Hier le Premier ministre a prononcé son discours devant les députés en quête de leur confiance.
Dans un hémicycle bien rempli, le nouveau chef du gouvernement a vécu son baptême du feu en prononçant pendant 47 minutes un discours sur la politique générale très attendu.
Il a demandé aux députés « le cœur battant pour la France » de lui accorder leur confiance et l’a gagnée avec 306 voix contre 239 et 26 abstentions dont 11 socialistes selon les résultats annoncés peu après 19h.
Il s’est dit fier d’être de nationalité française et de vivre dans u pays où des citoyens nés à l’étranger ont la possibilité d’accéder aux plus hautes fonctions de l’État.
Votes et mesures annoncés
Il obtient la majorité absolue (577 membres de l’Assemblée nationale) mais il n’a pas fait le plein des voix des 3 groupes de la majorité (socialiste, écologistes et radicaux de gauche).

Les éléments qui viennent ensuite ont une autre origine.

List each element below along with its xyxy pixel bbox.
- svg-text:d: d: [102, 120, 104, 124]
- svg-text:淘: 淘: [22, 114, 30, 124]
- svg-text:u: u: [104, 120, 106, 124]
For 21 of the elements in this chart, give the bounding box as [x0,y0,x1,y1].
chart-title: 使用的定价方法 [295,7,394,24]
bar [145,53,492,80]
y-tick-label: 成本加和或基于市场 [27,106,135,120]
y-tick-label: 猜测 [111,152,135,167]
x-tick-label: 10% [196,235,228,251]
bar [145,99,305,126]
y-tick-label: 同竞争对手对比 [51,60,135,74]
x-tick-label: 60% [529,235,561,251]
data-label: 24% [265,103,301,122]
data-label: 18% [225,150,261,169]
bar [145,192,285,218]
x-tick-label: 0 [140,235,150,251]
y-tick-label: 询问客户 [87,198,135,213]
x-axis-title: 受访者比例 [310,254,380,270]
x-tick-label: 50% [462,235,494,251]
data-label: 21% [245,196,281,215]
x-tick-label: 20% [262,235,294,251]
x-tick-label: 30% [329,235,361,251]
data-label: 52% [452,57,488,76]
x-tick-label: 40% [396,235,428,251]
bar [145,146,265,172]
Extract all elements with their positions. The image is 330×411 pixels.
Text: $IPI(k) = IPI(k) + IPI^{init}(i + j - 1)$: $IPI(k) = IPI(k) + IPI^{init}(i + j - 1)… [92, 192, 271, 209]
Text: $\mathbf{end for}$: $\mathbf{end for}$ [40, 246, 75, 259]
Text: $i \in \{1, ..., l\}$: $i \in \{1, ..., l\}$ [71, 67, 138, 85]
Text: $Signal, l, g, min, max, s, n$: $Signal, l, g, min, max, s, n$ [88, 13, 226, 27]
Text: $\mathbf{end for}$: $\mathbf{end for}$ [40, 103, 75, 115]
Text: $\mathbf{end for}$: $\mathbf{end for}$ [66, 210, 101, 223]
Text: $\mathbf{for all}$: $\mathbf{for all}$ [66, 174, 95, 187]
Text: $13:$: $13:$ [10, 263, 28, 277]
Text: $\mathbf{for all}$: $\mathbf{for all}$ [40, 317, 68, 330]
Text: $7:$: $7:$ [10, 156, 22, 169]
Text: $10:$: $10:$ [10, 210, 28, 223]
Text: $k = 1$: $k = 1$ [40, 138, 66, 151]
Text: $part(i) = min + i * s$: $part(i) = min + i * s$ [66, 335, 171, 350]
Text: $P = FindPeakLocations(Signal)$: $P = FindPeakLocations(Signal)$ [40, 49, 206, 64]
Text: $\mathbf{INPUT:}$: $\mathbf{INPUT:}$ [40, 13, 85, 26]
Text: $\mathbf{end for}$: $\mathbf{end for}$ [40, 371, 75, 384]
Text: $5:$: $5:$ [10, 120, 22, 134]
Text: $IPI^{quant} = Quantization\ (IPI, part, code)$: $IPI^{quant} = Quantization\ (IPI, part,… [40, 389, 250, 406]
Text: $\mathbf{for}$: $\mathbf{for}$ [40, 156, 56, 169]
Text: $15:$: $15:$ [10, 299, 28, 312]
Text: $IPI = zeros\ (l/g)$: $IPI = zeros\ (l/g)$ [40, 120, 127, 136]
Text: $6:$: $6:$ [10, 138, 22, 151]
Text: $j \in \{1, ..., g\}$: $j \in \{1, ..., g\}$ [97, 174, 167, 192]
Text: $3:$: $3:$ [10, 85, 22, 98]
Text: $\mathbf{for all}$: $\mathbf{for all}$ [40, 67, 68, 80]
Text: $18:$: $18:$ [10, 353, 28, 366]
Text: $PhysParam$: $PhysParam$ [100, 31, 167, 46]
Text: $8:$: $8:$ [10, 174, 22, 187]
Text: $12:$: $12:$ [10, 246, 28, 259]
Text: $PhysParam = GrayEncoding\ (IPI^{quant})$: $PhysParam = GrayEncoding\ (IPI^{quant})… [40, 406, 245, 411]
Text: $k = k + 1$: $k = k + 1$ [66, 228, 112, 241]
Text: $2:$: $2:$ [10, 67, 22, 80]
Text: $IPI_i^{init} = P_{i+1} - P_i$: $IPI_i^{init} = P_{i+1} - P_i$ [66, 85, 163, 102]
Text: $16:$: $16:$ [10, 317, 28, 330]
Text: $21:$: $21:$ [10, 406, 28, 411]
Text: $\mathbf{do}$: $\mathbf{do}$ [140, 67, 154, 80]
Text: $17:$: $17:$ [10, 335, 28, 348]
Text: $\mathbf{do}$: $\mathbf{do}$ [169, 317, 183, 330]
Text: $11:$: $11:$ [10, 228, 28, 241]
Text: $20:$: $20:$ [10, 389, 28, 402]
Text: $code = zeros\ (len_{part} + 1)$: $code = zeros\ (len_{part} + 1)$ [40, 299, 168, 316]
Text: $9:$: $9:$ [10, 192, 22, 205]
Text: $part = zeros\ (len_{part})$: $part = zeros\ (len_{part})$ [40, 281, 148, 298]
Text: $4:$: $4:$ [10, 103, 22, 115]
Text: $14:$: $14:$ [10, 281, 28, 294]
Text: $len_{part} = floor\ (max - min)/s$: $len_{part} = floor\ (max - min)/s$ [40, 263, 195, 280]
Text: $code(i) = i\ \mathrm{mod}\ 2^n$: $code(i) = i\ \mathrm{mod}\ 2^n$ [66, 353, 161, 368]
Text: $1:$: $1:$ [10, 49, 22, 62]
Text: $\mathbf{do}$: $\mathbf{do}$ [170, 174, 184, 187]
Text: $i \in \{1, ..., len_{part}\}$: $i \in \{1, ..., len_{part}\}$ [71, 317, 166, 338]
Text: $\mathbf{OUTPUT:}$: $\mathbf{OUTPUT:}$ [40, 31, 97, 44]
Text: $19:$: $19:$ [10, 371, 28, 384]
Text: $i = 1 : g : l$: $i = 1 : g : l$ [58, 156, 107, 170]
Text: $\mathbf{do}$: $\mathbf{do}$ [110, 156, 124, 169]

Ainsi 11 députés socialistes et 6 écologistes se sont abstenus de voter leur confiance à Manuel Valls.
Dans son discours, le Premier ministre a assurer « vouloir travailler avec la majorité parlementaire sur la base d’un contrat qui nous engage mutuellement ».
Après avoir promis « vérité » et « efficacité », il préconise de réduire de plus de la moitié le nombre de régions dans l’hexagone avec une nouvelle carte des régions le 1er janvier 2017, il propose aussi de supprimer les conseils départementaux d’ici 2021.

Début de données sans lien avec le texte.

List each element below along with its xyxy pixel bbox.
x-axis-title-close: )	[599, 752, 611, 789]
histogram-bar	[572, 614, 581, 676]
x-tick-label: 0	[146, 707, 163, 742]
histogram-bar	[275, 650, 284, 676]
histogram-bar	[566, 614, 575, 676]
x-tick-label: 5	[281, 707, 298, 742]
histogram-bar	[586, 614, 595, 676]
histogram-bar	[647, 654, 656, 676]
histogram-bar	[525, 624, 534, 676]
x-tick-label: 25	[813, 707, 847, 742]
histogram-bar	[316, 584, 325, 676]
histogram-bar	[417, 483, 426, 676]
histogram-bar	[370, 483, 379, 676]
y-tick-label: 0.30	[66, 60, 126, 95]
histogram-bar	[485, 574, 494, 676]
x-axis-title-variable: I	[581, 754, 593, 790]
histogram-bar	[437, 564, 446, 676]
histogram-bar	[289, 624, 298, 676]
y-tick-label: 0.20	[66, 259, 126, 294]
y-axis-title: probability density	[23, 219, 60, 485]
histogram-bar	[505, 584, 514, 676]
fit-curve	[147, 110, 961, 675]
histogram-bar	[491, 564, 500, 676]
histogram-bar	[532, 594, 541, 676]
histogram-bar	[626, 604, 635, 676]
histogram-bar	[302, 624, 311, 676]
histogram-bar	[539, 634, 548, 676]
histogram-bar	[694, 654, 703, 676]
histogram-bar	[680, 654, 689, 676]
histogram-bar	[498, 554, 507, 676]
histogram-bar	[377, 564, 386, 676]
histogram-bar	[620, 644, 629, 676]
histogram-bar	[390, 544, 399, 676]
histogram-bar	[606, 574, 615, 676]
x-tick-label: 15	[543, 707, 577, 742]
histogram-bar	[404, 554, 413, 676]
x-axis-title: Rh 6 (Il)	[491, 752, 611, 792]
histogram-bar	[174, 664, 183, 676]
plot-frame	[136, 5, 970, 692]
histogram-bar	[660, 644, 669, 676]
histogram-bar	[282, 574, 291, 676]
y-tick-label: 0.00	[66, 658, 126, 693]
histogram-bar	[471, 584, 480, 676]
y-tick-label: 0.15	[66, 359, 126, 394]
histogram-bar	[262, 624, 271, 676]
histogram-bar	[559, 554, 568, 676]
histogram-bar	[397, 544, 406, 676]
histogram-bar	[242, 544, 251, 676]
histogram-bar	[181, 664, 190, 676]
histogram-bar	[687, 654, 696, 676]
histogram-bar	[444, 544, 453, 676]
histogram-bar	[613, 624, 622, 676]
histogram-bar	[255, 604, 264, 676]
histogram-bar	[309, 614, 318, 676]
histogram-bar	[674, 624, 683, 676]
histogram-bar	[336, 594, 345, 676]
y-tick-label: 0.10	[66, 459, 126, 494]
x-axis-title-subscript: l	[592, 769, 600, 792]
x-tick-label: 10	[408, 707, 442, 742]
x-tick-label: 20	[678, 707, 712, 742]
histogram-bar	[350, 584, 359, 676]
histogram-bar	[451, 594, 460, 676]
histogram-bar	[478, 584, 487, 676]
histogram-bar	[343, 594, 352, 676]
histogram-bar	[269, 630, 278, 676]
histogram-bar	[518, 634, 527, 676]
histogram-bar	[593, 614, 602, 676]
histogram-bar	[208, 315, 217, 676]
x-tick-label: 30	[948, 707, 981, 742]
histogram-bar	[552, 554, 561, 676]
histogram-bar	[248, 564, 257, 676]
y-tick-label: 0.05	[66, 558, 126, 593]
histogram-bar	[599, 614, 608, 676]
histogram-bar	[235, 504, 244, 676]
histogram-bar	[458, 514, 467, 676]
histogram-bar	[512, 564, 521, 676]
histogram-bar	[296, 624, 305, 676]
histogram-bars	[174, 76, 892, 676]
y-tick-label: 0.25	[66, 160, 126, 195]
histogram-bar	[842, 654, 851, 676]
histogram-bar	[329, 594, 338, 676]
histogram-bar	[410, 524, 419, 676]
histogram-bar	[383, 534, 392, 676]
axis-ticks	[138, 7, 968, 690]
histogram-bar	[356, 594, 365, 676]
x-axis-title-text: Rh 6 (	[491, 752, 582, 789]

Il propose un assouplissement de la mise en œuvre de la réforme scolaire.
Très attendu sur le chapitre économique, il annonce un calendrier budgétaire précis notamment en ce qui concerne l’allégement des cotisations sur les bas salaires. Il assure qu’à partir de 2015, les cotisations patronales à l’Urssaf seront « entièrement supprimées » sur le Smic ainsi que pour les cotisations familiales qui seront abaissés pour 2016 « jusqu’à 3 fois et demi le Smic » comme celles des travailleurs indépendants.
Au total le coût du travail devrait baisser de 30 milliards en 2016.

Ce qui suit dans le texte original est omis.